TRIBUNNEWS.COM, JAKARTA – Badan Pengawas Obat dan Makanan (BPOM) mengamati peningkatan kasus penyalahgunaan zat tertentu (OOT), seperti tramadol, trihexyphenidyl, ketamine, dextromethorphan dan psikotropika lainnya.
Berdasarkan hasil pemeriksaan OOT yang intensif, terjadi peningkatan yang cukup signifikan dibandingkan tahun sebelumnya. Di sisi lain, BPOM mencatat dari 641 fasilitas distribusi dan pelayanan farmasi yang diperiksa selama periode Januari hingga Agustus 2024, sebanyak 2,84 persen diantaranya ditemukan melakukan pelanggaran berat.
“Kegiatan dispensing di fasilitas tersebut tidak memenuhi standar Distribusi Obat yang Baik (CDOB), sehingga kami memberikan sanksi suspensi terhadap 47 fasilitas dispensing dan 190 fasilitas pelayanan kefarmasian,” kata Kepala BPOM Taruna Ikrar, seperti dilansir dari Website resmi BPOM, pada Minggu (3/11/2024).
Antara tahun 2021 hingga 2024, BPOM juga telah mengambil tindakan dengan mencabut sertifikat CDOB untuk 81 fasilitas yang melanggar, termasuk merekomendasikan pencabutan izin operasional.
Langkah ini dimaksudkan untuk memberikan efek jera dan mencegah pihak-pihak yang tidak bertanggung jawab menyalahgunakan persetujuan.
Taruna Ikrar juga menekankan pentingnya pengawasan sebagai bagian integral dari pembangunan kesehatan di Indonesia. Menurutnya, lingkungan strategis pengendalian narkoba terus mengalami perubahan sehingga memerlukan penyesuaian kebijakan yang ekstensif dan berkelanjutan.
“UU Nomor 17 Tahun 2023 tentang Kesehatan mendukung ketahanan kesehatan nasional dengan mengatur pelayanan kefarmasian secara merata di seluruh Indonesia,” tambah Taruna.
BPOM juga berkomitmen untuk mendukung pelaku industri farmasi dan distributor dalam proses distribusi obat agar tetap aman. Selain fasilitas pelayanan kesehatan, BPOM berperan dalam memberikan edukasi kepada masyarakat tentang penggunaan obat yang bertanggung jawab.
Apalagi, Taruna Ikrar mengungkapkan dalam focus group Discussion (FGD) pada Kamis (31/10/2024) bahwa tantangan pengendalian narkoba semakin kompleks seiring dengan pesatnya perkembangan teknologi digital.

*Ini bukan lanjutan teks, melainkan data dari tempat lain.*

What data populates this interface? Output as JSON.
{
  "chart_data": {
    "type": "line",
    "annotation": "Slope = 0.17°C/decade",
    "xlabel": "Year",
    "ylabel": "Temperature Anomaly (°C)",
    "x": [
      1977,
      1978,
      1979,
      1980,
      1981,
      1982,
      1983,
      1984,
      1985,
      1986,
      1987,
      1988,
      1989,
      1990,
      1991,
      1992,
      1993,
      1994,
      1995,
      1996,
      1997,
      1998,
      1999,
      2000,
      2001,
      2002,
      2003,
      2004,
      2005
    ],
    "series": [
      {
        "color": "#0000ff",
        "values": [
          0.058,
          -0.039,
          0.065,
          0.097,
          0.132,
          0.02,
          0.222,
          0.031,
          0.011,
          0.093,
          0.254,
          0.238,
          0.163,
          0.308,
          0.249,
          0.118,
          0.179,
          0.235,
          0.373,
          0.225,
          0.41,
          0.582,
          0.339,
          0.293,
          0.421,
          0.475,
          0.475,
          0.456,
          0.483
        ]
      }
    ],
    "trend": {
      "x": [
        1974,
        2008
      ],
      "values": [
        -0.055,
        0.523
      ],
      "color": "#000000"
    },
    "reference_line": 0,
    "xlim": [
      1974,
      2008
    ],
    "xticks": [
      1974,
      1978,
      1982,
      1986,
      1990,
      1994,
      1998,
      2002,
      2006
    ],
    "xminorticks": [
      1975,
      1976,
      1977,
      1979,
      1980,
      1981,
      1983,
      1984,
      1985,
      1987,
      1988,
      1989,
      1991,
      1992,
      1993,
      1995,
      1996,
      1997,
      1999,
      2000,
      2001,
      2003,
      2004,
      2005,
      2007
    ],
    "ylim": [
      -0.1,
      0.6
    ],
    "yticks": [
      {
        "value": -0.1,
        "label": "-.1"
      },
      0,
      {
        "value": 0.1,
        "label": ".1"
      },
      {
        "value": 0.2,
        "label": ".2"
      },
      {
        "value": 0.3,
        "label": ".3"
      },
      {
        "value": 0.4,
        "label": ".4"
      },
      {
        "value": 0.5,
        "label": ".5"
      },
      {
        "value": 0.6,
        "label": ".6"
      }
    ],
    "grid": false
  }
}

Ditegaskannya, tantangan yang dihadapi antara lain pengendalian obat-obatan berbahaya, baik dari segi penyalahgunaan, kualitas, hingga transformasi obat dari jalur legal ke jalur ilegal.
“Kita berada di era global saat ini, apa yang terjadi di negara kita akan berdampak pada negara tetangga kita,” kata Taruna Ikrar lagi.
Begitu pula dengan apa yang terjadi di negara lain seperti India, Timur Tengah, Amerika, dan Eropa tentunya akan berdampak juga bagi Indonesia.